In Kubernetes, etcd is the single source of truth. It stores:

  • Cluster configuration (API objects).
  • Actual state info (Which pods are running where).
  • Service discovery and config sharing.
  • Backups and recovery data.

2. Basic Operations (etcdctl)

  • Member List: $ etcdctl member list
  • Storing Data: $ etcdctl put key value
  • Retrieving Data: $ etcdctl get key
  • Watching: $ etcdctl watch key (Triggers a notification when the key changes).

3. Leases and TTL

A Lease is a mechanism for expiring keys after a set time.

  • Grant Lease: $ etcdctl lease grant 60 (Creates a 60s lease).
  • Bind Key: $ etcdctl put k v --lease=[LEASE_ID]
  • Keep-alive: $ etcdctl lease keep-alive [ID] (Extends the TTL).
  • Revoke: $ etcdctl lease revoke [ID] (Deletes the lease and associated keys).

Leases are commonly used for Distributed Locking and Service Discovery (e.g., if a node crashes and stops sending heartbeats, its lease expires and its registration key is removed).

4. Snapshots and Backup

A snapshot captures the entire state of the etcd database.

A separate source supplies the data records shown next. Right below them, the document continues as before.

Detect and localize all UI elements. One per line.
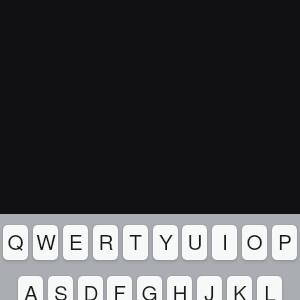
button[interactable]: Y: [153, 225, 178, 260]
button[interactable]: D: [78, 276, 103, 300]
button[interactable]: I: [212, 225, 237, 260]
staticText: L: [264, 277, 276, 300]
button[interactable]: Q: [3, 225, 28, 260]
staticText: Q: [7, 226, 24, 256]
staticText: J: [204, 277, 215, 300]
button[interactable]: A: [18, 276, 43, 300]
staticText: K: [233, 277, 247, 300]
button[interactable]: U: [182, 225, 207, 260]
button[interactable]: W: [33, 225, 58, 260]
staticText: G: [141, 277, 158, 300]
button[interactable]: S: [48, 276, 73, 300]
button[interactable]: G: [137, 276, 162, 300]
button[interactable]: J: [197, 276, 222, 300]
button[interactable]: F: [107, 276, 132, 300]
staticText: O: [246, 226, 263, 256]
button[interactable]: P: [272, 225, 297, 260]
button[interactable]: R: [93, 225, 118, 260]
staticText: S: [54, 277, 68, 300]
staticText: I: [222, 226, 228, 256]
button[interactable]: O: [242, 225, 267, 260]
staticText: T: [129, 226, 142, 256]
staticText: W: [36, 226, 56, 256]
staticText: E: [69, 226, 83, 256]
staticText: D: [83, 277, 99, 300]
staticText: A: [24, 277, 38, 300]
staticText: R: [98, 226, 114, 256]
staticText: U: [187, 226, 203, 256]
button[interactable]: T: [123, 225, 148, 260]
staticText: P: [278, 226, 292, 256]
button[interactable]: E: [63, 225, 88, 260]
button[interactable]: H: [167, 276, 192, 300]
staticText: F: [113, 277, 126, 300]
staticText: Y: [159, 226, 173, 256]
staticText: H: [172, 277, 188, 300]
button[interactable]: K: [227, 276, 252, 300]
button[interactable]: L: [257, 276, 282, 300]
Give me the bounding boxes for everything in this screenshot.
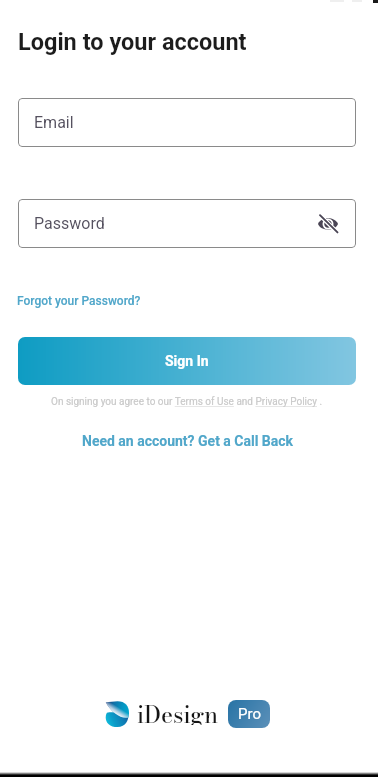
button[interactable]: Show password [314,210,342,238]
staticText: Pro [238,705,261,723]
button[interactable]: Email [18,98,356,147]
button[interactable]: Password [18,199,356,248]
button[interactable]: Forgot your Password? [17,294,141,308]
staticText: Password [34,214,105,233]
staticText: iDesign [137,697,219,725]
staticText: On signing you agree to our Terms of Use… [51,396,323,408]
staticText: Email [34,113,74,132]
button[interactable]: Pro [228,700,270,728]
button[interactable]: Need an account? Get a Call Back [82,433,294,449]
button[interactable]: Sign In [18,337,356,385]
staticText: Login to your account [18,28,247,56]
staticText: Sign In [165,353,209,369]
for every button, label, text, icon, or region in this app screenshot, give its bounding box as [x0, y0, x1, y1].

  • Save: $ etcdctl snapshot save backup.db
  • Restore: $ etcdctl snapshot restore backup.db

5. Running Etcd in K8s

For production, etcd usually runs on dedicated nodes. For development, you can use Helm to deploy it inside your cluster.

  1. Add Repo: helm repo add bitnami https://charts.bitnami.com/bitnami
  2. Install: helm install my-etcd bitnami/etcd --set persistence.enabled=false
  3. Verify: Use a client pod to test K-V operations.
    • $ kubectl exec -it my-etcd-0 -- etcdctl put /test "Hello"

Summary

The reliability of your entire Kubernetes cluster depends on etcd. Understanding its consensus model, watching capabilities, and backup procedures is vital for any cluster administrator.